Это известие не произвело большого впечатления ни на командира полка ни на Зоненфельда.
— Этого надо было ожидать, — сказал Зоненфельд и в упор посмотрел на Верцинского.
— Да, — сказал командир полка. — Козлов перетянул полк. Все к старине гнул. Он не понял нового революционного свободного солдата и поплатился. Царство ему небесное. Жалко, конечно, его, но нельзя было гнуть посвоему и отрицать солдатскую волю.

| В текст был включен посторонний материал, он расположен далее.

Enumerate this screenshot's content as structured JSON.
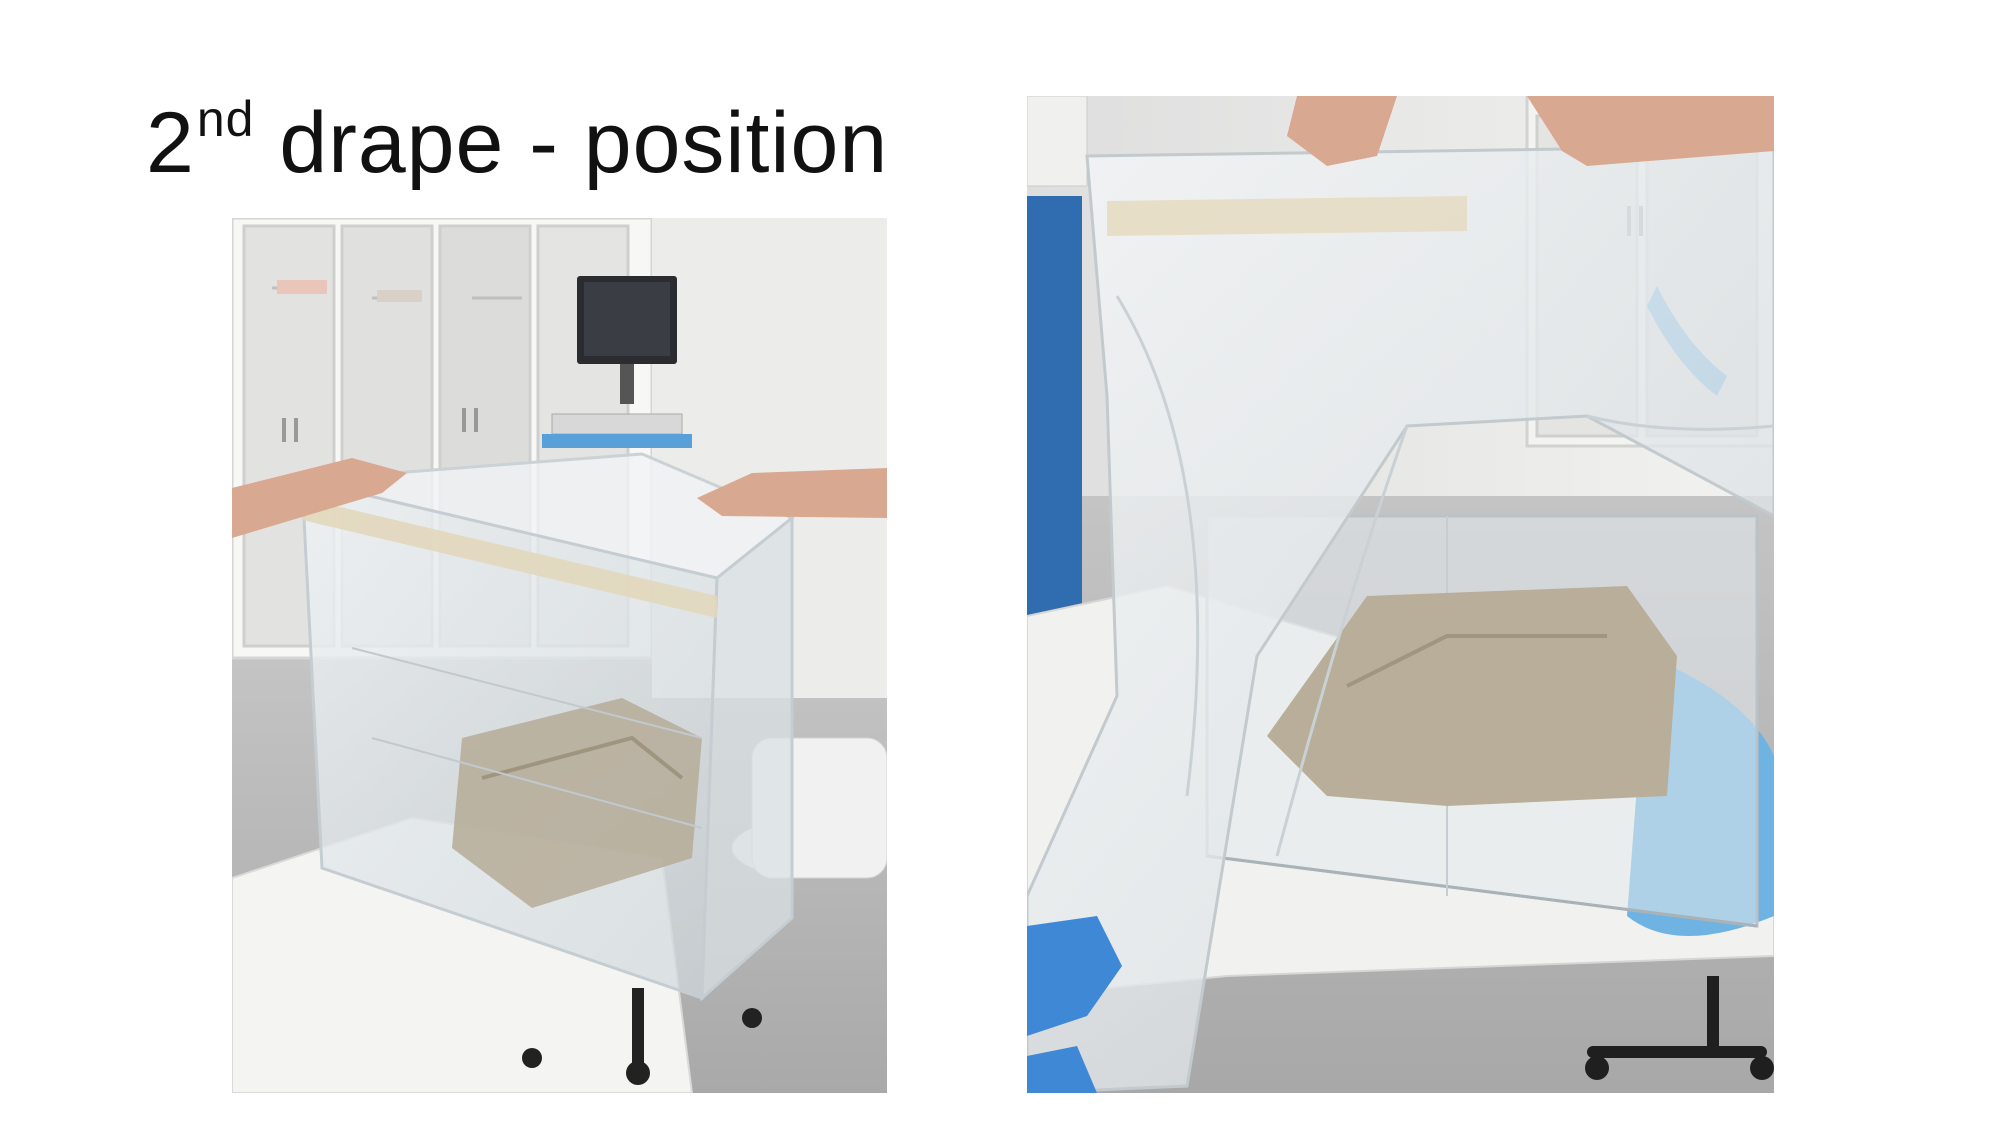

— Погодите, ещё натворили наши братцы, — сказал желчно Верцинский. — После этого убийства они кинулись в местечко Далин и совершенно его разгромили. Я не знаю, что там было, но насилия женщин продолжались до вечера, и трупы их лежат в лесу под мостом.
— Это возмутительно, — воскликнул Зоненфельд. — Почему вы их не остановили?
Я посмотрел бы на вас, как бы вы их остановили, — сказал Верцинский.
— Вы должны были употребить в дело оружие.
— Я никогда, ни против кого не употреблял оружия, это моё убеждение.
— Плехановская тактика, — насмешливо сказал Зоненфельд. — Товарищ, я с вами заводить принципиальных споров не буду. У вас две мерки: одна для офицеров, другая для евреев и еврейских женщин. Вы — большевик. Ленинец. Вам кровь — ничто. Мне же, товарищ, всяко убийство противно и противоестественно, и поэтому оставим этот разговор.